Churches at the center of marriage amendment battle
Groups on both sides of a proposed constitutional amendment to ban same-sex marriage are reaching out to church-goers.
Jeff Evans, pastor of Christ Church Twin Cities, volunteers with Minnesota for Marriage, a group that supports the amendment to define marriage as between one man and one woman. He has been helping organize meetings with fellow evangelical pastors to answer their questions about the amendment. They also encourage pastors to speak to their parishioners about the importance of supporting traditional marriage.
"Really, what we want them to do is just preach and teach according to God's word," Evans said. "So once we enable them to do that, we really think that we are reaching out to the parishioners in a better way than just coming in with whatever political tool."
The group still takes advantage of more conventional political tools, including offering a pledge voters can sign to commit to voting "yes" on the ballot question, along with resolutions churches can pass in support of the amendment.
Meanwhile, a group opposed to the marriage amendment, Minnesotans United for All Families, has been working hard to build support in the faith community. The group has its own faith director — Twin Cities Lutheran pastor, the Rev. Grant Stevenson.
"It really kind of breaks my heart that a lot of people assume that Christians and Christian pastors are all on one side of this issue," Stevenson said.
His group has been sponsoring training sessions at churches across the state. The sessions are aimed at helping people of faith learn how to talk with others about their opposition to the amendment. The goal is to train 4,000 to 5,000 people by mid-September.
"The primary thing that is important about the campaign, and it is even more so around the faith department, are the conversations we are encouraging people to have — particularly about their own experience as a gay/lesbian person or someone they love and care about. It really has an effect on people's perspectives," Stevenson said.

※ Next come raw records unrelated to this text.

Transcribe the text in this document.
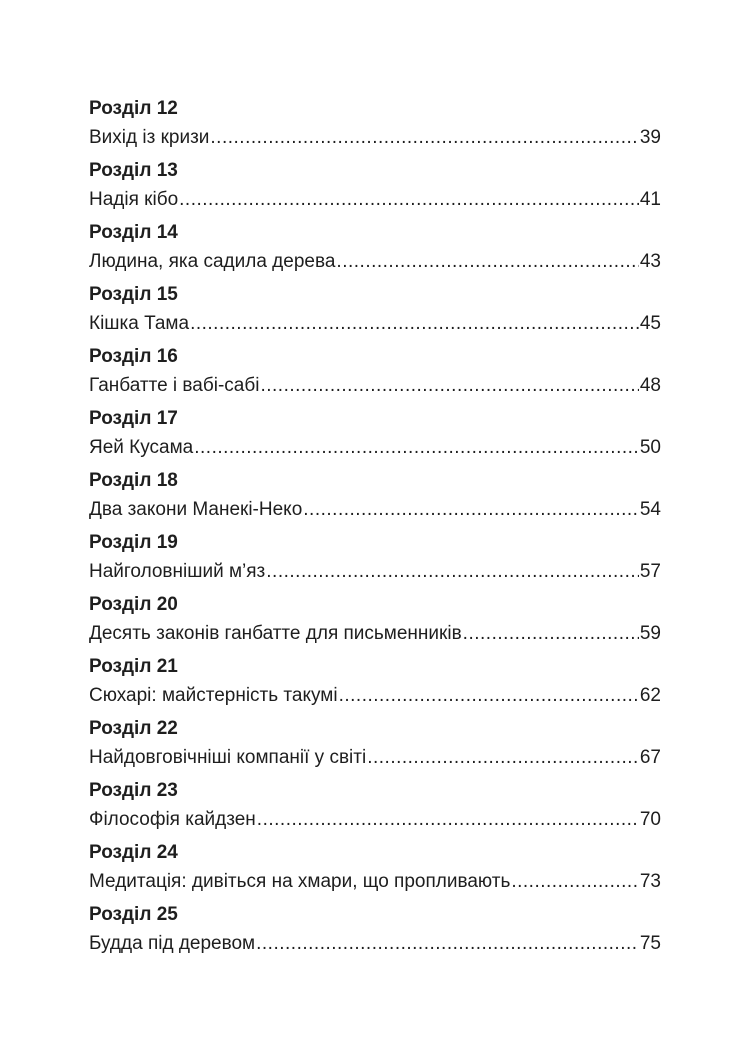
Розділ 12
Вихід із кризи .....	39
Розділ 13
Надія кібо .....	41
Розділ 14
Людина, яка садила дерева .....	43
Розділ 15
Кішка Тама .....	45
Розділ 16
Ганбатте і вабі-сабі .....	48
Розділ 17
Яей Кусама .....	50
Розділ 18
Два закони Манекі-Неко .....	54
Розділ 19
Найголовніший м’яз .....	57
Розділ 20
Десять законів ганбатте для письменників .....	59
Розділ 21
Сюхарі: майстерність такумі .....	62
Розділ 22
Найдовговічніші компанії у світі .....	67
Розділ 23
Філософія кайдзен .....	70
Розділ 24
Медитація: дивіться на хмари, що пропливають .....	73
Розділ 25
Будда під деревом .....	75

Visit the websites of both groups and they each boast a lengthy list of religious organizations backing their efforts. All six of Minnesota's ELCA Lutheran churches have come out against the marriage amendment, along with the Episcopal Church in Minnesota and all Minnesota Jewish Reform rabbis. Actively supporting the amendment is the Roman Catholic Church, Assembly of God and many evangelical churches.
The various campaign efforts can be seen playing out at local religious institutions. The Rev. Kurt Farrell serves as pastor for three Catholic parishes — Holy Redeemer in Eyota, St. Aloysius in Elba and St. Charles Borromeo in St. Charles. The marriage amendment has definitely been a topic of conversation, and Farrell said he sees it as his responsibility to explain why the amendment is important to protect the institution of marriage and families.
"We feel that anything that is going to undermine marriage and family is something we have to speak out against," he said.
Each parish in the Diocese of Winona was asked to send a representative to attend a workshop on the marriage amendment and then set up a committee on marriage. That committee is tasked with helping promote the amendment in various ways. St. Charles Borromeo plans to hold an event on Nov. 3 focused on celebrating people's marriages, with the chance for them to renew their vows.
The Rev. Doug Sparks, rector of St. Luke's Episcopal Church in Rochester, takes a very different view of the marriage amendment. During a recent weeknight, he joined about 30 others protesting outside St. Francis of Assisi Catholic Church. Inside the church, Bishop John Quinn of the Winona diocese, was leading a Mass focused on marriage.
Sparks said he lives his life inspired by Pope Paul VI's quote that "If you want peace, work for justice." Sparks said that for him, allowing same-sex couples to wed is a matter of justice. His church sponsored a five-week session focused on marriage and had another five-week program on the church's decision to bless same-sex unions.
"We stand in opposition to this amendment because we stand for justice," he said, "and marriage equality for all persons is an issue of justice."